05/09/2019

The masterclass by Margarethe von Trotta


At 5:30 today, one of Europe's master filmmakers arrives at the Villa degli Autori: Margarethe von Trotta. The director of Marianne and Juliane (Golden Lion in 1981) and The Lost Honor of Katharina Blum will hold a masterclass and discuss her films known for their political engagement.
As a leading exponent of New German Cinema, von Trotta has always placed women at the center of her oeuvre. Her female characters are strong, determined and courageous as they struggle against what is still a man's world. Prior to the masterclass, von Trotta received the Edipo Re Inclusion Award for Lifetime Achievement.

The award was handed out to von Trotta at Isola Edipo and included a musical tribute in the form of a solo performance by Miriam Meghnagi, the internationally renowned singer of Jewish and Mediterranean music.
On hand for the awards ceremony: the jury for the Edipo Re Inclusion Award (one of the collateral prizes at this year's Venice Film Festival), composed of Ottavia PiccoloGiuseppe Piccioni and Giuliano Battiston.

The program at the Sala Astra on the Venice Lido features two screenings of films by von Trotta: Rosenstrasse (last night at 9 pm) and Hannah Arendt (tonight at 9:30).

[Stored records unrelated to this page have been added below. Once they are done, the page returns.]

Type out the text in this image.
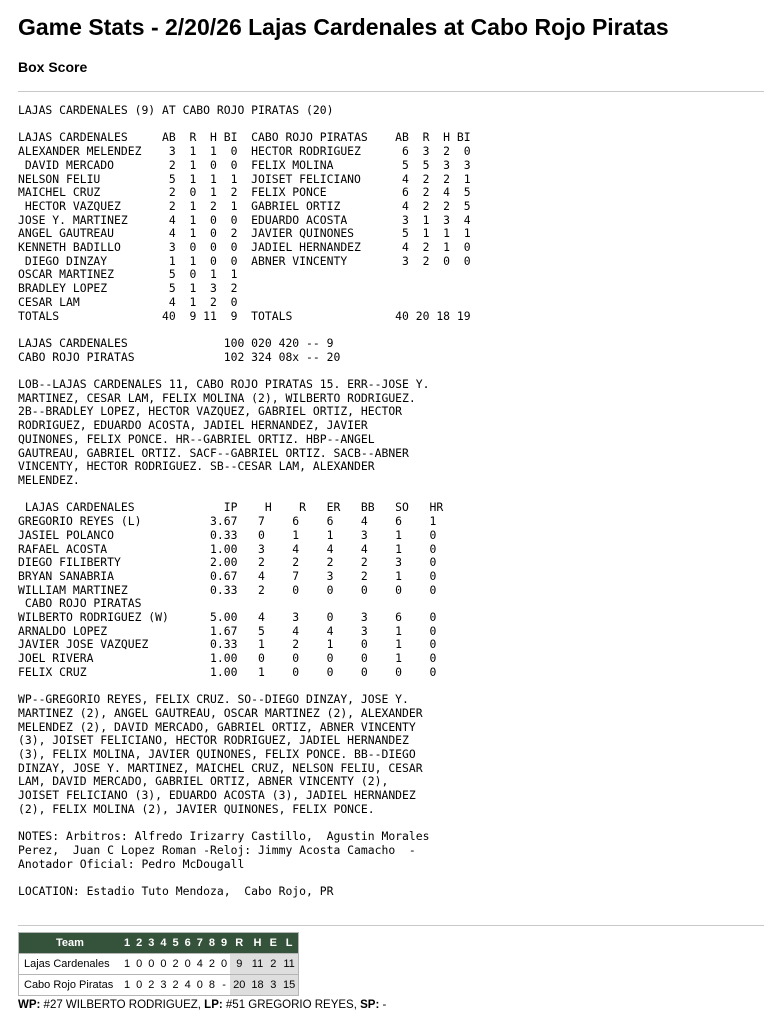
Game Stats - 2/20/26 Lajas Cardenales at Cabo Rojo Piratas
Box Score
LAJAS CARDENALES (9) AT CABO ROJO PIRATAS (20)

LAJAS CARDENALES     AB  R  H BI  CABO ROJO PIRATAS    AB  R  H BI
ALEXANDER MELENDEZ    3  1  1  0  HECTOR RODRIGUEZ      6  3  2  0
DAVID MERCADO        2  1  0  0  FELIX MOLINA          5  5  3  3
NELSON FELIU          5  1  1  1  JOISET FELICIANO      4  2  2  1
MAICHEL CRUZ          2  0  1  2  FELIX PONCE           6  2  4  5
HECTOR VAZQUEZ       2  1  2  1  GABRIEL ORTIZ         4  2  2  5
JOSE Y. MARTINEZ      4  1  0  0  EDUARDO ACOSTA        3  1  3  4
ANGEL GAUTREAU        4  1  0  2  JAVIER QUINONES       5  1  1  1
KENNETH BADILLO       3  0  0  0  JADIEL HERNANDEZ      4  2  1  0
DIEGO DINZAY         1  1  0  0  ABNER VINCENTY        3  2  0  0
OSCAR MARTINEZ        5  0  1  1
BRADLEY LOPEZ         5  1  3  2
CESAR LAM             4  1  2  0
TOTALS               40  9 11  9  TOTALS               40 20 18 19

LAJAS CARDENALES              100 020 420 -- 9
CABO ROJO PIRATAS             102 324 08x -- 20

LOB--LAJAS CARDENALES 11, CABO ROJO PIRATAS 15. ERR--JOSE Y.
MARTINEZ, CESAR LAM, FELIX MOLINA (2), WILBERTO RODRIGUEZ.
2B--BRADLEY LOPEZ, HECTOR VAZQUEZ, GABRIEL ORTIZ, HECTOR
RODRIGUEZ, EDUARDO ACOSTA, JADIEL HERNANDEZ, JAVIER
QUINONES, FELIX PONCE. HR--GABRIEL ORTIZ. HBP--ANGEL
GAUTREAU, GABRIEL ORTIZ. SACF--GABRIEL ORTIZ. SACB--ABNER
VINCENTY, HECTOR RODRIGUEZ. SB--CESAR LAM, ALEXANDER
MELENDEZ.

LAJAS CARDENALES             IP    H    R   ER   BB   SO   HR
GREGORIO REYES (L)          3.67   7    6    6    4    6    1
JASIEL POLANCO              0.33   0    1    1    3    1    0
RAFAEL ACOSTA               1.00   3    4    4    4    1    0
DIEGO FILIBERTY             2.00   2    2    2    2    3    0
BRYAN SANABRIA              0.67   4    7    3    2    1    0
WILLIAM MARTINEZ            0.33   2    0    0    0    0    0
CABO ROJO PIRATAS
WILBERTO RODRIGUEZ (W)      5.00   4    3    0    3    6    0
ARNALDO LOPEZ               1.67   5    4    4    3    1    0
JAVIER JOSE VAZQUEZ         0.33   1    2    1    0    1    0
JOEL RIVERA                 1.00   0    0    0    0    1    0
FELIX CRUZ                  1.00   1    0    0    0    0    0

WP--GREGORIO REYES, FELIX CRUZ. SO--DIEGO DINZAY, JOSE Y.
MARTINEZ (2), ANGEL GAUTREAU, OSCAR MARTINEZ (2), ALEXANDER
MELENDEZ (2), DAVID MERCADO, GABRIEL ORTIZ, ABNER VINCENTY
(3), JOISET FELICIANO, HECTOR RODRIGUEZ, JADIEL HERNANDEZ
(3), FELIX MOLINA, JAVIER QUINONES, FELIX PONCE. BB--DIEGO
DINZAY, JOSE Y. MARTINEZ, MAICHEL CRUZ, NELSON FELIU, CESAR
LAM, DAVID MERCADO, GABRIEL ORTIZ, ABNER VINCENTY (2),
JOISET FELICIANO (3), EDUARDO ACOSTA (3), JADIEL HERNANDEZ
(2), FELIX MOLINA (2), JAVIER QUINONES, FELIX PONCE.

NOTES: Arbitros: Alfredo Irizarry Castillo,  Agustin Morales
Perez,  Juan C Lopez Roman -Reloj: Jimmy Acosta Camacho  -
Anotador Oficial: Pedro McDougall

LOCATION: Estadio Tuto Mendoza,  Cabo Rojo, PR
Team	1	2	3	4	5	6	7	8	9	R	H	E	L
Lajas Cardenales	1	0	0	0	2	0	4	2	0	9	11	2	11
Cabo Rojo Piratas	1	0	2	3	2	4	0	8	-	20	18	3	15
WP: #27 WILBERTO RODRIGUEZ, LP: #51 GREGORIO REYES, SP: -
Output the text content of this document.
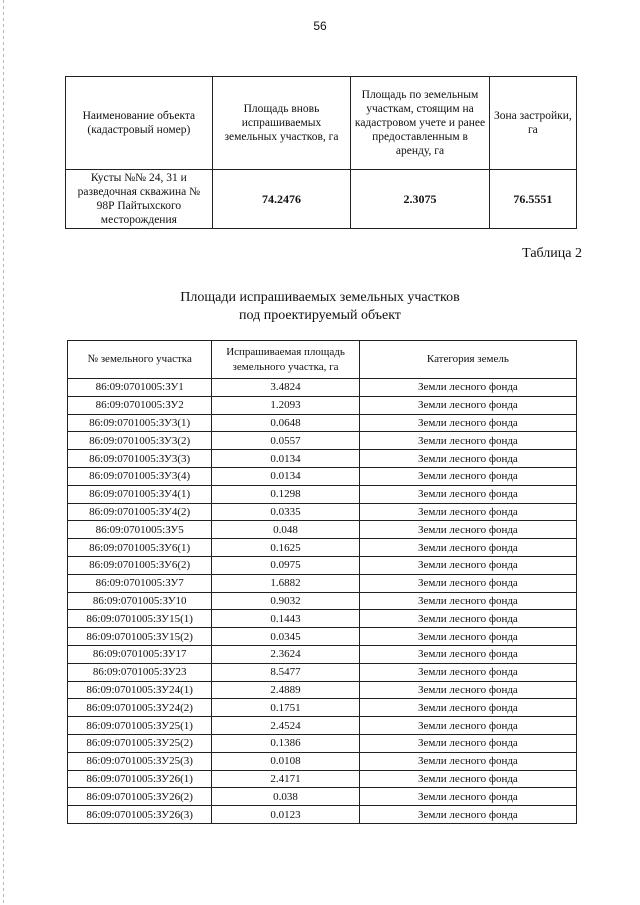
56
Наименование объекта (кадастровый номер)	Площадь вновь испрашиваемых земельных участков, га	Площадь по земельным участкам, стоящим на кадастровом учете и ранее предоставленным в аренду, га	Зона застройки, га
Кусты №№ 24, 31 и разведочная скважина № 98Р Пайтыхского месторождения	74.2476	2.3075	76.5551
Таблица 2
Площади испрашиваемых земельных участков
под проектируемый объект
№ земельного участка	Испрашиваемая площадь земельного участка, га	Категория земель
86:09:0701005:ЗУ1	3.4824	Земли лесного фонда
86:09:0701005:ЗУ2	1.2093	Земли лесного фонда
86:09:0701005:ЗУ3(1)	0.0648	Земли лесного фонда
86:09:0701005:ЗУ3(2)	0.0557	Земли лесного фонда
86:09:0701005:ЗУ3(3)	0.0134	Земли лесного фонда
86:09:0701005:ЗУ3(4)	0.0134	Земли лесного фонда
86:09:0701005:ЗУ4(1)	0.1298	Земли лесного фонда
86:09:0701005:ЗУ4(2)	0.0335	Земли лесного фонда
86:09:0701005:ЗУ5	0.048	Земли лесного фонда
86:09:0701005:ЗУ6(1)	0.1625	Земли лесного фонда
86:09:0701005:ЗУ6(2)	0.0975	Земли лесного фонда
86:09:0701005:ЗУ7	1.6882	Земли лесного фонда
86:09:0701005:ЗУ10	0.9032	Земли лесного фонда
86:09:0701005:ЗУ15(1)	0.1443	Земли лесного фонда
86:09:0701005:ЗУ15(2)	0.0345	Земли лесного фонда
86:09:0701005:ЗУ17	2.3624	Земли лесного фонда
86:09:0701005:ЗУ23	8.5477	Земли лесного фонда
86:09:0701005:ЗУ24(1)	2.4889	Земли лесного фонда
86:09:0701005:ЗУ24(2)	0.1751	Земли лесного фонда
86:09:0701005:ЗУ25(1)	2.4524	Земли лесного фонда
86:09:0701005:ЗУ25(2)	0.1386	Земли лесного фонда
86:09:0701005:ЗУ25(3)	0.0108	Земли лесного фонда
86:09:0701005:ЗУ26(1)	2.4171	Земли лесного фонда
86:09:0701005:ЗУ26(2)	0.038	Земли лесного фонда
86:09:0701005:ЗУ26(3)	0.0123	Земли лесного фонда
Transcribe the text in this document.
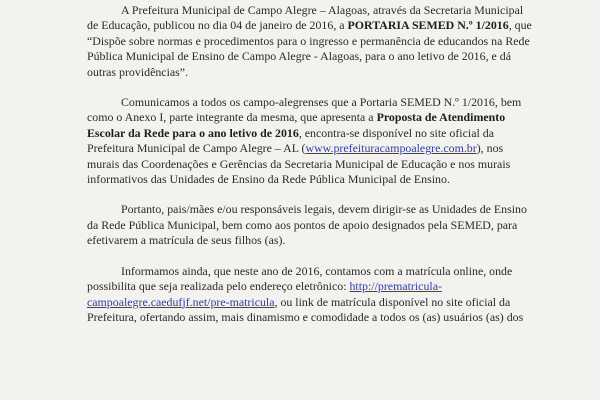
A Prefeitura Municipal de Campo Alegre – Alagoas, através da Secretaria Municipal
de Educação, publicou no dia 04 de janeiro de 2016, a PORTARIA SEMED N.º 1/2016, que
“Dispõe sobre normas e procedimentos para o ingresso e permanência de educandos na Rede
Pública Municipal de Ensino de Campo Alegre - Alagoas, para o ano letivo de 2016, e dá
outras providências”.

Comunicamos a todos os campo-alegrenses que a Portaria SEMED N.º 1/2016, bem
como o Anexo I, parte integrante da mesma, que apresenta a Proposta de Atendimento
Escolar da Rede para o ano letivo de 2016, encontra-se disponível no site oficial da
Prefeitura Municipal de Campo Alegre – AL (www.prefeituracampoalegre.com.br), nos
murais das Coordenações e Gerências da Secretaria Municipal de Educação e nos murais
informativos das Unidades de Ensino da Rede Pública Municipal de Ensino.

Portanto, pais/mães e/ou responsáveis legais, devem dirigir-se as Unidades de Ensino
da Rede Pública Municipal, bem como aos pontos de apoio designados pela SEMED, para
efetivarem a matrícula de seus filhos (as).

Informamos ainda, que neste ano de 2016, contamos com a matrícula online, onde
possibilita que seja realizada pelo endereço eletrônico: http://prematricula-
campoalegre.caedufjf.net/pre-matricula, ou link de matrícula disponível no site oficial da
Prefeitura, ofertando assim, mais dinamismo e comodidade a todos os (as) usuários (as) dos
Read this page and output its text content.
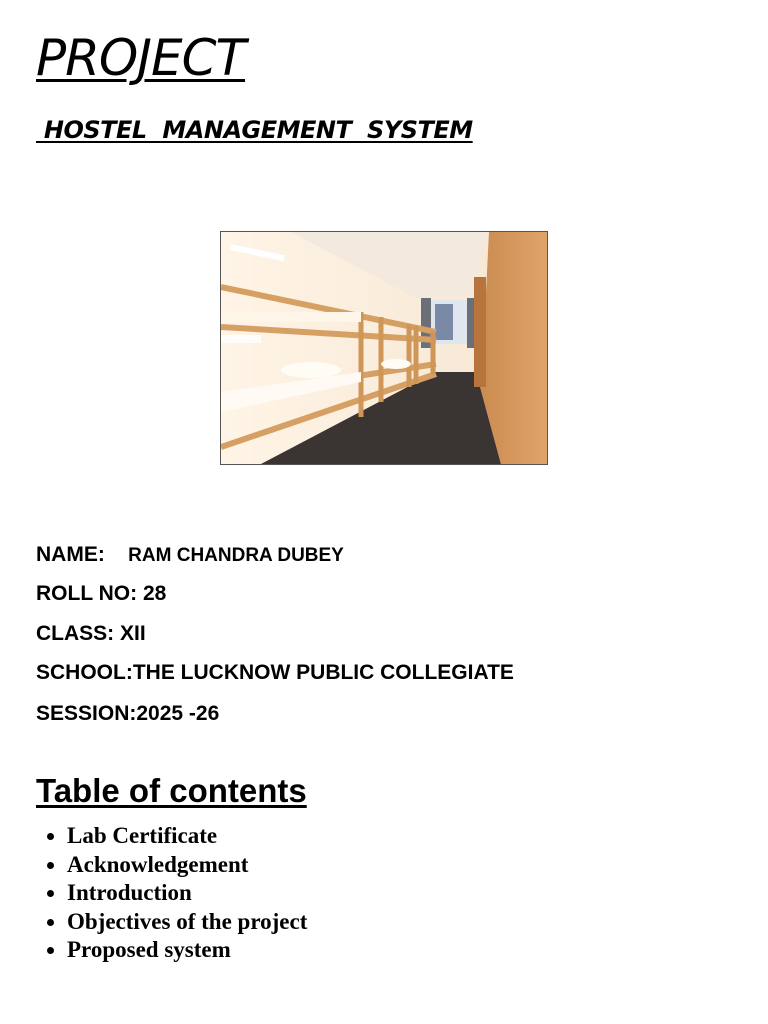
PROJECT
HOSTEL  MANAGEMENT  SYSTEM
NAME: RAM CHANDRA DUBEY
ROLL NO: 28
CLASS: XII
SCHOOL:THE LUCKNOW PUBLIC COLLEGIATE
SESSION:2025 -26
Table of contents
• Lab Certificate
• Acknowledgement
• Introduction
• Objectives of the project
• Proposed system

At the Cinema Astra Isola Edipo is holding the international premiere of 13, A Ludodrama About Walter Benjamin by Carlos Ferrand.
This documentary is divided into 13 small chapters, which recount Benjamin's years of exile in Paris between 1933 and 1940. A film without interviews, it is guided mainly by Benjamin's thought in the form of narration and onscreen text. The story is built with three elements: scenes shot in contemporary Europe, archival footage, and animations of various styles.

"Our Ludodrama is a sensorial and fetishistic tribute that gives room to the fulgurating intuitions of the poet-philosopher. The film's various styles of footage, textures, and sources mirror the multiplicity of Benjamin's thought. The form of the film is also reminiscent of Native South American altars where sacred and secular objects come together in a joyous celebration of life. Impurity and cross-pollination inspire us. In the form of a pagan ceremony, our Ludodrama celebrates the thinker on the cinema's bastard altar. Benjamin's thought touches our era closely, as though he were an omniscient witness, present on every street corner in our big cities." [Carlos Ferrand]

For the past 35 years Carlos Ferrand has worked in Canada as a screenwriter and director and has collaborated as director of photography on about fifty films, both fiction and documentary. His interests vary from social issues to spirituality and the poetics of entertainement. In 1982, he directed the first film made in Peru about African slaves, Cimarrones.